After the transformation of the pixel position is obtained, the pixel is inserted into the corresponding position by utilizing bilinear interpolation,

I^r＝B{I^l，(x^t，y^t)}

wherein: i, I^l、I^rRepresenting left view and right view pixels, respectively, B { } represents bilinear interpolation.

Then (x)^t，y^t) Is related only to the displacement d, so I^rCan be re-expressed as:

I^r＝B{I^l，d}

as bilinear interpolation is known to be differentiable, the formula is also differentiable for D, so that errors can be propagated reversely, and thus, 2D-to-3D video conversion is changed into an end-to-end system from two independent stages through a space transformer network;

3.2 loss function

The L1 loss uses the Mean Absolute Error (MAE) as an indicator of the error between the prediction and the label, so the loss function/is:

where n denotes the number of input video frames, y_i、

Respectively representing the real value and the predicted value of the ith video frame.

Step 4, the video frame is processed

With the generated corresponding views

Splicing into 3D video frames;

and 5, repeating the steps 1-4 to obtain a complete 3D video.

Firstly, extracting spatial information of a 2D video by using an encoder network in a neural network; meanwhile, extracting time information among multiple frames of the video, and using the space information and the time information as a video representation mode; decoding the spatial information and the time information of the video into displacement information by utilizing a decoder network in the neural network; and then, the displacement information is combined with the pixel information of the video frame by using a space transformer to obtain a video frame of another visual angle corresponding to the video frame.

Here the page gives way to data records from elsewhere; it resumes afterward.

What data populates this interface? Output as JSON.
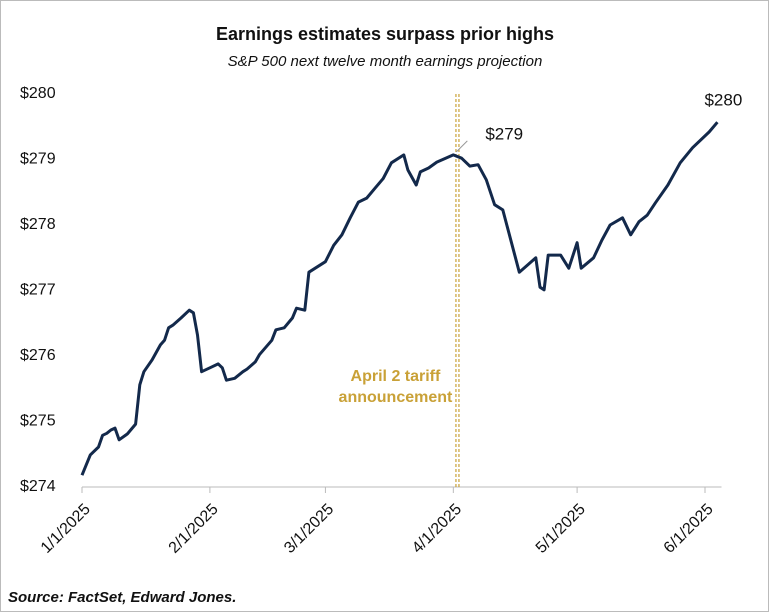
{
  "chart_data": {
    "type": "line",
    "title": "Earnings estimates surpass prior highs",
    "subtitle": "S&P 500 next twelve month earnings projection",
    "source": "Source: FactSet, Edward Jones.",
    "x": [
      "2025-01-01",
      "2025-01-03",
      "2025-01-05",
      "2025-01-06",
      "2025-01-07",
      "2025-01-08",
      "2025-01-09",
      "2025-01-10",
      "2025-01-12",
      "2025-01-14",
      "2025-01-15",
      "2025-01-16",
      "2025-01-18",
      "2025-01-20",
      "2025-01-21",
      "2025-01-22",
      "2025-01-23",
      "2025-01-25",
      "2025-01-27",
      "2025-01-28",
      "2025-01-29",
      "2025-01-30",
      "2025-02-01",
      "2025-02-03",
      "2025-02-04",
      "2025-02-05",
      "2025-02-07",
      "2025-02-09",
      "2025-02-10",
      "2025-02-12",
      "2025-02-13",
      "2025-02-16",
      "2025-02-17",
      "2025-02-19",
      "2025-02-21",
      "2025-02-22",
      "2025-02-24",
      "2025-02-25",
      "2025-03-01",
      "2025-03-03",
      "2025-03-05",
      "2025-03-07",
      "2025-03-09",
      "2025-03-11",
      "2025-03-13",
      "2025-03-15",
      "2025-03-17",
      "2025-03-20",
      "2025-03-21",
      "2025-03-23",
      "2025-03-24",
      "2025-03-26",
      "2025-03-28",
      "2025-04-01",
      "2025-04-03",
      "2025-04-05",
      "2025-04-07",
      "2025-04-09",
      "2025-04-11",
      "2025-04-13",
      "2025-04-17",
      "2025-04-19",
      "2025-04-21",
      "2025-04-22",
      "2025-04-23",
      "2025-04-24",
      "2025-04-27",
      "2025-04-29",
      "2025-05-01",
      "2025-05-02",
      "2025-05-05",
      "2025-05-07",
      "2025-05-09",
      "2025-05-12",
      "2025-05-14",
      "2025-05-16",
      "2025-05-18",
      "2025-05-20",
      "2025-05-23",
      "2025-05-26",
      "2025-05-29",
      "2025-06-02",
      "2025-06-04"
    ],
    "series": [
      {
        "name": "S&P 500 NTM earnings",
        "color": "#13294b",
        "values": [
          274.18,
          274.49,
          274.61,
          274.79,
          274.82,
          274.87,
          274.9,
          274.72,
          274.81,
          274.96,
          275.56,
          275.76,
          275.94,
          276.17,
          276.24,
          276.43,
          276.47,
          276.58,
          276.7,
          276.66,
          276.32,
          275.76,
          275.82,
          275.88,
          275.82,
          275.63,
          275.66,
          275.76,
          275.8,
          275.91,
          276.02,
          276.24,
          276.4,
          276.43,
          276.58,
          276.73,
          276.7,
          277.28,
          277.44,
          277.69,
          277.85,
          278.11,
          278.35,
          278.41,
          278.56,
          278.71,
          278.95,
          279.07,
          278.84,
          278.61,
          278.81,
          278.87,
          278.96,
          279.07,
          279.02,
          278.9,
          278.92,
          278.69,
          278.31,
          278.23,
          277.28,
          277.39,
          277.5,
          277.05,
          277.01,
          277.54,
          277.54,
          277.34,
          277.73,
          277.34,
          277.5,
          277.77,
          278.0,
          278.11,
          277.85,
          278.05,
          278.15,
          278.34,
          278.61,
          278.95,
          279.18,
          279.42,
          279.57
        ]
      }
    ],
    "xlim": [
      "2025-01-01",
      "2025-06-05"
    ],
    "xticks": [
      {
        "value": "2025-01-01",
        "label": "1/1/2025"
      },
      {
        "value": "2025-02-01",
        "label": "2/1/2025"
      },
      {
        "value": "2025-03-01",
        "label": "3/1/2025"
      },
      {
        "value": "2025-04-01",
        "label": "4/1/2025"
      },
      {
        "value": "2025-05-01",
        "label": "5/1/2025"
      },
      {
        "value": "2025-06-01",
        "label": "6/1/2025"
      }
    ],
    "ylim": [
      274,
      280
    ],
    "yticks": [
      {
        "value": 274,
        "label": "$274"
      },
      {
        "value": 275,
        "label": "$275"
      },
      {
        "value": 276,
        "label": "$276"
      },
      {
        "value": 277,
        "label": "$277"
      },
      {
        "value": 278,
        "label": "$278"
      },
      {
        "value": 279,
        "label": "$279"
      },
      {
        "value": 280,
        "label": "$280"
      }
    ],
    "point_labels": [
      {
        "x": "2025-04-01",
        "text": "$279"
      },
      {
        "x": "2025-06-04",
        "text": "$280"
      }
    ],
    "event": {
      "x": "2025-04-02",
      "color": "#c9a137",
      "text_lines": [
        "April 2 tariff",
        "announcement"
      ]
    }
  }
}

And finally, splicing the video frames of the two visual angles into a 3D video. The invention is applied to the conversion from the 2D video to the 3D video, and the technical scheme of the invention can effectively improve the video conversion quality and the conversion efficiency.

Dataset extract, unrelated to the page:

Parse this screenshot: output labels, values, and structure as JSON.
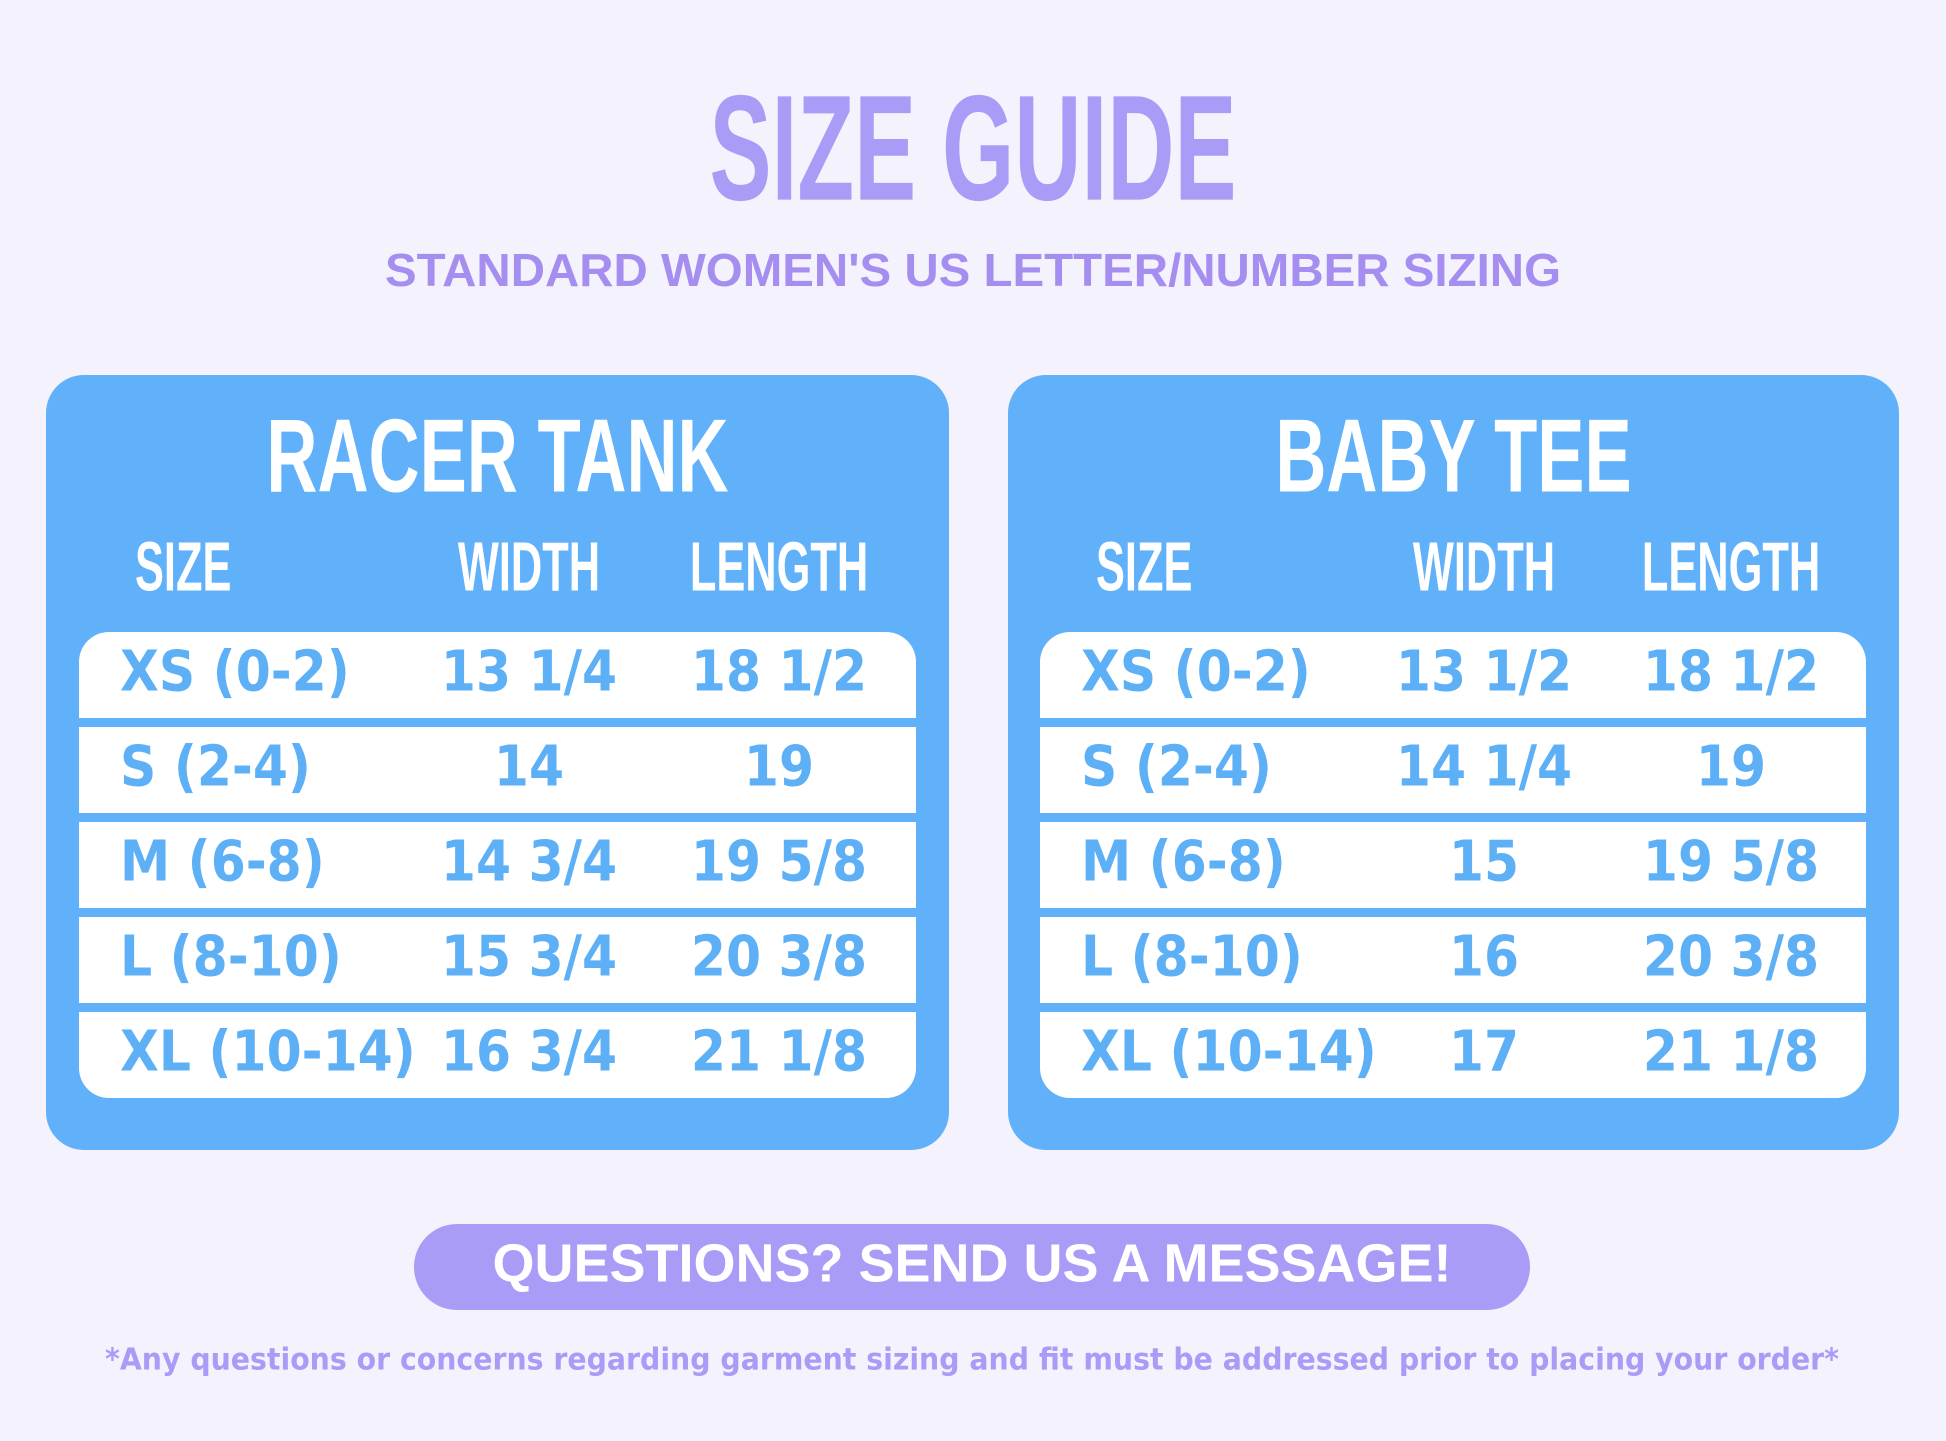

The above description is only of the preferred embodiments of the present invention, and it should be noted that: it will be apparent to those skilled in the art that various modifications and adaptations can be made without departing from the principles of the invention and these are intended to be within the scope of the invention.

Claims

1. A full-automatic 2D video to 3D video conversion method based on spatio-temporal information modeling is characterized by comprising the following steps:

step 1, extracting a plurality of video frames by using an encoder network

Time information f of_tAnd spatial information f_s；

Step 2, the time information f is processed_tAnd spatial information f_sAs input to a decoder network, video frames are respectively obtained

Corresponding displacement information d_i；

Step 3, the video frame is processedDisplacement information d corresponding thereto_iAs input to the space transformer, a transformation matrix a is used_θObtaining video frame by coordinate transformation formula

Another view of

Step 4, the video frame is processedWith the generated corresponding viewsSplicing into 3D video frames;

and 5, repeating the steps 1-4 to obtain a complete 3D video.

2. The method for converting a fully automatic 2D video into a 3D video based on spatio-temporal information modeling as claimed in claim 1, wherein: the encoder network used in the step 1 is a dense connection neural network, and meanwhile, the 2D convolution in the dense connection neural network needs to be replaced by a 3D convolution.

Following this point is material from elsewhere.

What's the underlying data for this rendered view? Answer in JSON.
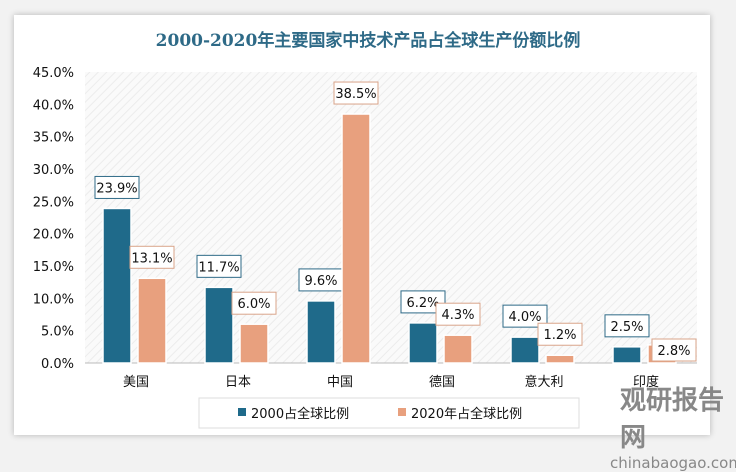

3. The method for converting a fully automatic 2D video into a 3D video based on spatio-temporal information modeling as claimed in claim 1, wherein: the input of each layer of network of the decoder used in the step 2 is the sum of the output of the upper layer network and the output of the corresponding network layer of the encoder used in the step 1.

4. The method for converting a fully automatic 2D video into a 3D video based on spatio-temporal information modeling as claimed in claim 1, wherein: transformation matrix A used in the step 3_θAnd the coordinate transformation formula is respectively as follows:

wherein: d displacement, x, per pixel^s，y^sAs the original pixel point coordinate, x^t，y^tIs the target pixel point coordinate.